By this point I learn that most of the guests are in one way or another in the financial business. But they all seem to have curiosity about my occupation, and how a radio show about nothing but food three hours a day six days a week could possibly be viable.
Round four: roasted duck breast glazed with sugar and spices, peaches and seared foie gras. Ah, I knew that last item would be coming. Foie gras is rarely absent from August's larder. In somewhat the same vein, we now have roasted lamb loin and shoulder with, for the third time tonight, a kind of pasta. The Chateauneuf du Pape bottles get a good workout in this course.

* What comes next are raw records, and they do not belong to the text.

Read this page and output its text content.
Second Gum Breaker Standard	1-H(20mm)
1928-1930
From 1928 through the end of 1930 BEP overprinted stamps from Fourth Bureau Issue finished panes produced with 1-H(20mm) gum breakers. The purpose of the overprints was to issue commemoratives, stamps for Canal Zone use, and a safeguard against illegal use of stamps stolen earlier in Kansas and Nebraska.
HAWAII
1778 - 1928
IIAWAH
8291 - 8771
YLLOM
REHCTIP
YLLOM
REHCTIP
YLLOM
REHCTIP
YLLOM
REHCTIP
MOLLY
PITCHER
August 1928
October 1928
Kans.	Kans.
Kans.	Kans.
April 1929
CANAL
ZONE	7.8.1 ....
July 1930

The Joe Simon five-piece band plays at perfect tolerable level all evening long. One of the members knows me and I him, and that connection winds up with my taking the microphone and delivering "Laura," into which the band had already launched. That's one of my favorite songs. The birthday girl was at least little impressed.
I don't remember getting dessert--too many good conversations going on. But it's a dirt cake, a refugee from Halloween. Chocolate pudding and coconut sorbet, among other things.
The dinner has no slack spots, and persists until after midnight for a very happy group. The hubby of the celebrant brushes past me with something in his hand. My price is whatever the buyer thinks it's worth. Further evidence that I can get away with performing in public.
Restaurant August. CBD: 301 Tchoupitoulas. 504-299-9777.